Existence of Wormhole Solutions in $f(Q,T)$ Gravity under Non-commutative Geometries

TL;DR

This study explores spherically symmetric wormhole solutions within $f(Q,T)$ gravity under non-commutative geometries, analyzing models analytically and numerically, and examining energy conditions and gravitational lensing effects.

Contribution

It presents new analytic and numerical wormhole solutions in $f(Q,T)$ gravity with non-commutative geometries, including analysis of energy conditions and lensing behavior.

Findings

Shape function satisfies flare-out conditions.

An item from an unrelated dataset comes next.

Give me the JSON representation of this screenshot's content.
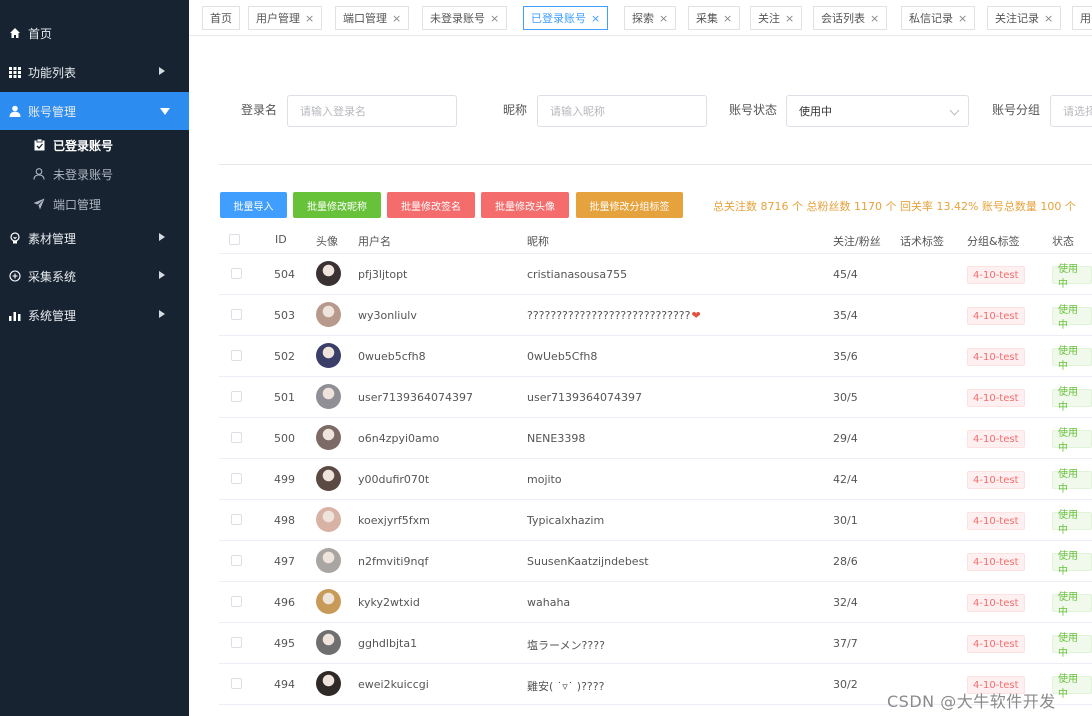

NEC is violated at the wormhole throat.

Deflection angle diverges at the throat.

Abstract

In this paper, we have systematically discussed the existence of the spherically symmetric wormhole solutions in the framework of $f(Q,\,T)$ gravity under two interesting non-commutative geometries such as Gaussian and Lorentzian distributions of the string theory. Also, to find the solutions, we consider two $f(Q,\,T)$ models such as linear $f(Q,\,T)=\alpha\,Q+\beta\,T$ and non-linear $f(Q,\,T)=Q+\lambda\,Q^2+\eta\,T$ models in our study. We obtained analytic and numerical solutions for the above models in the presence of both non-commutative distributions. We discussed wormhole solutions analytically for the first model and numerically for the second model and graphically showed their behaviors with the appropriate choice of free parameters. We noticed that the obtained shape function is compatible with the flare-out conditions under asymptotic background. Further, we checked energy conditions at the wormhole throat with throat radius $r_0$ and found that NEC is violated for both models under non-commutative background. At last, we examine the gravitational lensing phenomenon for the precise wormhole model and determine that the deflection angle diverges at the wormhole throat.